C’est chose difficile que l’exercice du pouvoir et la direction d’un Etat et je respecte profondément le travail des femmes et hommes politiques, en l’occurrence burundais, qui se lancent honnêtement dans cette tâche. Cela étant dit, ce qui me paraît fondamental pour espérer réussir dans ce travail, c’est la conscience qu’il y a quelque chose qui vous dépasse et vous fait vous dépasser : ici, le bien-être du peuple burundais qui, quoi qu’on en dise, souffre trop.
Quel message pour les Burundais ?
Votre destin vous appartient et on est toujours plus forts avec beaucoup d’amis, même ceux dont on pense ou dit qu’ils sont plus difficiles.
Croyez-vous à la bonté naturelle de l’homme ?

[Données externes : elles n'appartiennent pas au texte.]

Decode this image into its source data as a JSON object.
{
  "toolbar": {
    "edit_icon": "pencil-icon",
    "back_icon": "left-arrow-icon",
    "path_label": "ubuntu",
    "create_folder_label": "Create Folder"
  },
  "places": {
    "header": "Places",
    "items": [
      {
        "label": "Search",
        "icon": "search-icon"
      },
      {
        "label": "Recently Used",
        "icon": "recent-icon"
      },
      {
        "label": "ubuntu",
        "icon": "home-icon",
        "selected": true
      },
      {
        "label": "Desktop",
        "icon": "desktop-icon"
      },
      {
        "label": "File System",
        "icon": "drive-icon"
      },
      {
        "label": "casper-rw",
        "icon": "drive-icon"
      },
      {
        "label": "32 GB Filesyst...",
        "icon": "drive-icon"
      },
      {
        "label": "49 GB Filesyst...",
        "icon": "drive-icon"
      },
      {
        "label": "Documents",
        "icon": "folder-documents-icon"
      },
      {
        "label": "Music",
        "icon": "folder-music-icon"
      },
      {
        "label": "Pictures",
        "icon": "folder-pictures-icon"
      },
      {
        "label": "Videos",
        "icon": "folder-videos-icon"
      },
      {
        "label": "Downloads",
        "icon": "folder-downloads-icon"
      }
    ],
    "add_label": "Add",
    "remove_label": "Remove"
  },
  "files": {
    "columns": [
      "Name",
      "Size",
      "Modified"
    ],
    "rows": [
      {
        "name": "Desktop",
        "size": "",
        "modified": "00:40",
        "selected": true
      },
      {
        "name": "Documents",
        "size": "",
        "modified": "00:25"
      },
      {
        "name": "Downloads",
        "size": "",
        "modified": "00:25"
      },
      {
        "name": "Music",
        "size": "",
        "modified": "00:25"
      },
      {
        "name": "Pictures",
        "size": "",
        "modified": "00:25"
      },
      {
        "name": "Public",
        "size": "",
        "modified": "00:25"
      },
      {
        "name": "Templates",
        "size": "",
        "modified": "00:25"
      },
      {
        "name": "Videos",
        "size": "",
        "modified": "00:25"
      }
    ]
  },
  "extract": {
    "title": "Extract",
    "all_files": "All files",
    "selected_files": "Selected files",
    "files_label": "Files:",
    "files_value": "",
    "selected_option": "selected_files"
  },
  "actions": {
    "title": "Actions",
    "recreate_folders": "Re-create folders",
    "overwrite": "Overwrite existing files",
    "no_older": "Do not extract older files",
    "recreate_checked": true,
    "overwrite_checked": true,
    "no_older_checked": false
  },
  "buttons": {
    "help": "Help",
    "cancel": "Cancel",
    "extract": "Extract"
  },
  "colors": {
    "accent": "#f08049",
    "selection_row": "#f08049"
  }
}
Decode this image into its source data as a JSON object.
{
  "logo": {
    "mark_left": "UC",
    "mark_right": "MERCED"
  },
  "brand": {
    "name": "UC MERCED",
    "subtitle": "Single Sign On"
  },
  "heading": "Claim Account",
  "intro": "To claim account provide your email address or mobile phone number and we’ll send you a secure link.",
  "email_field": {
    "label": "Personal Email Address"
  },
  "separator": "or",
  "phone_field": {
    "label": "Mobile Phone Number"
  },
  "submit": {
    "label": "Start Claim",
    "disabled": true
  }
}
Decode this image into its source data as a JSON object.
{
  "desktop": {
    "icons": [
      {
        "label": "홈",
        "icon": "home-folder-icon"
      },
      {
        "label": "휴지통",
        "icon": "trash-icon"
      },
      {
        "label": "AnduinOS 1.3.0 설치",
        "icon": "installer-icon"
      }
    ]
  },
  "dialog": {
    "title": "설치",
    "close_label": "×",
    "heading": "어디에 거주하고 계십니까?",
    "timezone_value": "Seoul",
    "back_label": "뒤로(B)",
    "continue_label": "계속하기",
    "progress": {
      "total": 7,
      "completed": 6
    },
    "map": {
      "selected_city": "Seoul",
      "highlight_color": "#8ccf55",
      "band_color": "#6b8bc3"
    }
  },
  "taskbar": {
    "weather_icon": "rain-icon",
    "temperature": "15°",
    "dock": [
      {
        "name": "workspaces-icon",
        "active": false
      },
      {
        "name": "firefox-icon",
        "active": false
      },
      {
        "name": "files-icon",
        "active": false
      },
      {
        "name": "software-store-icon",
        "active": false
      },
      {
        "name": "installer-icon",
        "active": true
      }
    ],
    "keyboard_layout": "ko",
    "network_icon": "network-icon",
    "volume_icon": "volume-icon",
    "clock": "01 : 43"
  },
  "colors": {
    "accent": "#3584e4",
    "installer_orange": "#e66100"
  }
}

Non, je ne suis pas rousseauiste. Mais je ne crois pas non plus que l’homme soit un loup pour l’homme. Je crois qu’il est ce qu’il devient, en fonction de nombreux éléments qu’il ne maîtrise pas vraiment et qu’il peut, parfois, trouver la force de corriger. En cela le temps est un allié.
Pensez-vous à la mort ?
Tout le temps. Elle m’accompagne depuis mon enfance et la mienne ne m’effraie pas. Maintenant, je ne suis pas pressé. Comme le chantait Brassens : « Jugeant qu’il n’y a pas péril en la demeure, allons vers l’autre monde en flânant en chemin ».
Si vous comparaissez devant Dieu, que lui direz-vous ?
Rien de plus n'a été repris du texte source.